Both American Airlines and Delta Air Lines have said they will permanently cancel the costs associated with changing or canceling flights,media reported. The news comes less than a day after United first announced a permanent end to its fee policy. All three airlines have waived change fees since the new crown virus pandemic first disrupted global air travel in March 2020.

The three major U.S. airlines waived the domestic flight change fee.

As demand dries up, airlines are trying to make flights look safe, easy and, most importantly, cheap. This means eliminating many of the costs and surcharges associated with air travel.

Ed Bastian, Delta’s chief executive, said in a statement: “We have previously said that we need to achieve flexibility in a different way than we have in the past, and today’s announcement is based on this commitment to ensure that we provide our customers with industry-leading flexibility, space and care.” “

Scott Kirby, United’s CEO, said: “Cancelling this fee is often our most pressing requirement when we hear from our customers about where we can improve. “

Vasu Raja, American Airlines’ chief revenue officer, said that by eliminating ticket exchange fees, customers had the opportunity to get to where they wanted to go faster, free of charge, but only on the same day.

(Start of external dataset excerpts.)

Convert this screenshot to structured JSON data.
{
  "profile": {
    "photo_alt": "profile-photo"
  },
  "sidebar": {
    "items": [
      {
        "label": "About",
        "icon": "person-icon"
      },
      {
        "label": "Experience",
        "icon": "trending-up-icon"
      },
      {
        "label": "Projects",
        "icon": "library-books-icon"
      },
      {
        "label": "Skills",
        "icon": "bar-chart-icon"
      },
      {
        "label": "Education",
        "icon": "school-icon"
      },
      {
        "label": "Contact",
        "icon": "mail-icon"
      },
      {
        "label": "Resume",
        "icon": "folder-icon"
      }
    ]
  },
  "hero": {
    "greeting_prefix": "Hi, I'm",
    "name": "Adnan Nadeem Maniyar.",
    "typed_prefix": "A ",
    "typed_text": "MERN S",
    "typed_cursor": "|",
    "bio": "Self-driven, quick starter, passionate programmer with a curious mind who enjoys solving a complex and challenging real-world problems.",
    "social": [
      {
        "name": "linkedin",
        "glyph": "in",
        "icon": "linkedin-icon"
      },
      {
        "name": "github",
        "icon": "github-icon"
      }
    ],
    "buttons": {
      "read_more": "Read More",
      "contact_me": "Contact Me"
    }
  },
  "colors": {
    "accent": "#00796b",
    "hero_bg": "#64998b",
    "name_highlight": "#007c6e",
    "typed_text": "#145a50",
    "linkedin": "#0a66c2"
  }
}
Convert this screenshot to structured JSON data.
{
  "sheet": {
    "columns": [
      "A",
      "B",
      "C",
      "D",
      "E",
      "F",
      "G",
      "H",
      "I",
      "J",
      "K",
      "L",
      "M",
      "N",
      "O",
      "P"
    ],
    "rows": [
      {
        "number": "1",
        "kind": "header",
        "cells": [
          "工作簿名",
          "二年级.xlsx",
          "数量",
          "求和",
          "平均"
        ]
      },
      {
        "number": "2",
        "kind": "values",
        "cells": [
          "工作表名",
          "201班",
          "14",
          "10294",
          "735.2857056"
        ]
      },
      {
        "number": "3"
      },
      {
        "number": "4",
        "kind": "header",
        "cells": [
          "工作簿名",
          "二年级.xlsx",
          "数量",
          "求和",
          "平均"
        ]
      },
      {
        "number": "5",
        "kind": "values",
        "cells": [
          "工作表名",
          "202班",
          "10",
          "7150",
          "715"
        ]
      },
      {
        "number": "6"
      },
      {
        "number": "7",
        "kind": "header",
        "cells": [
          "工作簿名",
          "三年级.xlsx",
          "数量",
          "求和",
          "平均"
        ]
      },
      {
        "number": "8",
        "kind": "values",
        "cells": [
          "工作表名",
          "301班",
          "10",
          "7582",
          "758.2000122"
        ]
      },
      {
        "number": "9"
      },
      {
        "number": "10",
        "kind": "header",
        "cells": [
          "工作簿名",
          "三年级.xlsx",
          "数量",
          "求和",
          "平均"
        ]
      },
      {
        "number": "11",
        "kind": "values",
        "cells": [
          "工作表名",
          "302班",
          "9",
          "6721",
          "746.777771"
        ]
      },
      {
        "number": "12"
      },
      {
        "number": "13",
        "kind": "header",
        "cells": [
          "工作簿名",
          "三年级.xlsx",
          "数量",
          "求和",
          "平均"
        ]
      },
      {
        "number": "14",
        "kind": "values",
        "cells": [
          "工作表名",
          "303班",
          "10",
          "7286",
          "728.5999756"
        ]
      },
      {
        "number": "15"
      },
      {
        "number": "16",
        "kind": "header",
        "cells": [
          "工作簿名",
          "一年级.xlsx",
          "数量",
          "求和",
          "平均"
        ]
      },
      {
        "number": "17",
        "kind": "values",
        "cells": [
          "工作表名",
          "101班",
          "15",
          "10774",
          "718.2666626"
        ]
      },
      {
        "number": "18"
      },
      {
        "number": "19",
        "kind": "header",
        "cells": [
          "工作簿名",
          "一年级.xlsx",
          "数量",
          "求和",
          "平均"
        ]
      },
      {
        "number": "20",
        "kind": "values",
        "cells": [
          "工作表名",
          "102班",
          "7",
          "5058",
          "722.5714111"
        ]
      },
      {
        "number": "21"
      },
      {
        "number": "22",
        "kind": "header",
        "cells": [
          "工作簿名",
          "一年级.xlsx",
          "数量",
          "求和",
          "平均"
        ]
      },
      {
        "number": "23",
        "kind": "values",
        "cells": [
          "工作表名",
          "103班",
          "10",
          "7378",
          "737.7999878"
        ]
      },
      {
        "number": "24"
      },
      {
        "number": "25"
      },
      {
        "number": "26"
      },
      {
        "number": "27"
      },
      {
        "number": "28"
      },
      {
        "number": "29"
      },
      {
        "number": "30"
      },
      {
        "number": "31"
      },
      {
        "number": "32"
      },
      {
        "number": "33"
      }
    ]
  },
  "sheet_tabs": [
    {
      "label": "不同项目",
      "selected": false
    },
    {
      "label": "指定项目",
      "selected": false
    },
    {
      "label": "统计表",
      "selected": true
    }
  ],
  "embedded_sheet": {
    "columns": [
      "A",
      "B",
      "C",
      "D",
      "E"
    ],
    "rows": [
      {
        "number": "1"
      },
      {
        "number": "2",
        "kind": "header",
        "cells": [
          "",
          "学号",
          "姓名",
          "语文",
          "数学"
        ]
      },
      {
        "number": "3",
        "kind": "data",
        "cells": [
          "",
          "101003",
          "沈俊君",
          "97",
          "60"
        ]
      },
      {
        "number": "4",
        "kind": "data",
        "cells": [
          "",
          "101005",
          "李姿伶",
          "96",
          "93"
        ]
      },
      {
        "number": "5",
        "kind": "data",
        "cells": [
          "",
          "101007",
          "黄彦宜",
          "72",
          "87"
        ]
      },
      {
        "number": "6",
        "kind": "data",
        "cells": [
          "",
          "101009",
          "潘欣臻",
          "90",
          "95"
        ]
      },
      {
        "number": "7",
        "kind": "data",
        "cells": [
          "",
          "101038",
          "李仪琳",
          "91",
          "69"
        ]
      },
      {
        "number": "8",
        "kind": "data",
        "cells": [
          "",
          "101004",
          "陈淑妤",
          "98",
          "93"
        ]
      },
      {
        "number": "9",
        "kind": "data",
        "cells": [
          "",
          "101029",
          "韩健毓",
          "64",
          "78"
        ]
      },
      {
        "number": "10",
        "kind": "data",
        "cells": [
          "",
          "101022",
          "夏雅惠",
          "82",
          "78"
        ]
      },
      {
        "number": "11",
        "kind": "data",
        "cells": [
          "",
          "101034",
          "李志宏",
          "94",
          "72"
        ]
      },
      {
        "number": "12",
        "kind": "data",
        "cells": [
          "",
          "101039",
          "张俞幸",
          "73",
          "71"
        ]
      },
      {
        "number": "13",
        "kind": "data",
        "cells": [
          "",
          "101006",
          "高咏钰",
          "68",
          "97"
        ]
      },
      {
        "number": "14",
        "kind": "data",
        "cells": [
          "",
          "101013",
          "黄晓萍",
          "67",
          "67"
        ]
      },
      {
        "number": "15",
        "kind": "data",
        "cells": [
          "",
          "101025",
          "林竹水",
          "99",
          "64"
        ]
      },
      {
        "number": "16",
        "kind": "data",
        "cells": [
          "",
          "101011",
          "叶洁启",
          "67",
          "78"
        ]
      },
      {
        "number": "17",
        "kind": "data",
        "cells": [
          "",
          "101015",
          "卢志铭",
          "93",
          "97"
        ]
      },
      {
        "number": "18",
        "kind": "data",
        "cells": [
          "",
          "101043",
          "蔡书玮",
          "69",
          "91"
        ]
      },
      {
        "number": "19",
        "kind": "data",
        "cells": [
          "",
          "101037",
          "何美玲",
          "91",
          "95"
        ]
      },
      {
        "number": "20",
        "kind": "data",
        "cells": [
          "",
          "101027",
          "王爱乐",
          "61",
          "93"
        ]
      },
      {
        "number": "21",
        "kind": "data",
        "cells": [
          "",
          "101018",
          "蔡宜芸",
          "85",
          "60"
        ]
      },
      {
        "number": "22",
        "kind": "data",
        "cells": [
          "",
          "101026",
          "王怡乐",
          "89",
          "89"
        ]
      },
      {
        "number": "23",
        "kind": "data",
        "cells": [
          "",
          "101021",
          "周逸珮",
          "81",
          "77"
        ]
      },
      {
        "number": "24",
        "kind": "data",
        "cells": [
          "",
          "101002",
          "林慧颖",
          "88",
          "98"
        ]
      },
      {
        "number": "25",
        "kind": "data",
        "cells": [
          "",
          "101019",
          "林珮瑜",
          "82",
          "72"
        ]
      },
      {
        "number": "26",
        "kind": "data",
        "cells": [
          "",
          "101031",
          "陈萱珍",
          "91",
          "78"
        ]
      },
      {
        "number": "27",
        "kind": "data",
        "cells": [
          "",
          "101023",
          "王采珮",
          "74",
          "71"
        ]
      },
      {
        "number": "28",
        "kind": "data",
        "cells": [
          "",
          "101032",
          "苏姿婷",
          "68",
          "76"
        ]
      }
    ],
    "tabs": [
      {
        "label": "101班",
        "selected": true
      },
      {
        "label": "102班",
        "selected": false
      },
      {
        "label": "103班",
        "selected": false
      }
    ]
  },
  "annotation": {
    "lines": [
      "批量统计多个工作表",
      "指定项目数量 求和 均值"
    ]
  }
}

It is reported that the new policy applies only to travel within the United States. Traditionally, airlines have earned billions of dollars from change fees of up to $200 per person per year. United received $625 million in re-signing fees in 2019, while Delta Earned $615 million. In 2019, industry-wide change fee revenue reached $2.8 billion.

But the new crown health crisis has brought the industry to the brink of financial collapse. Major airlines suffered historic losses in the last quarter. The three largest U.S. airlines — United, Delta and American — lost a total of $10 billion in the second quarter of 2020. JetBlue lost $320 million, Southwest lost $915 million and low-cost carriers Spirit and Alaska Airlines also lost $144 million and $214 million, respectively.

Small and medium-sized airlines are now under pressure to do the same.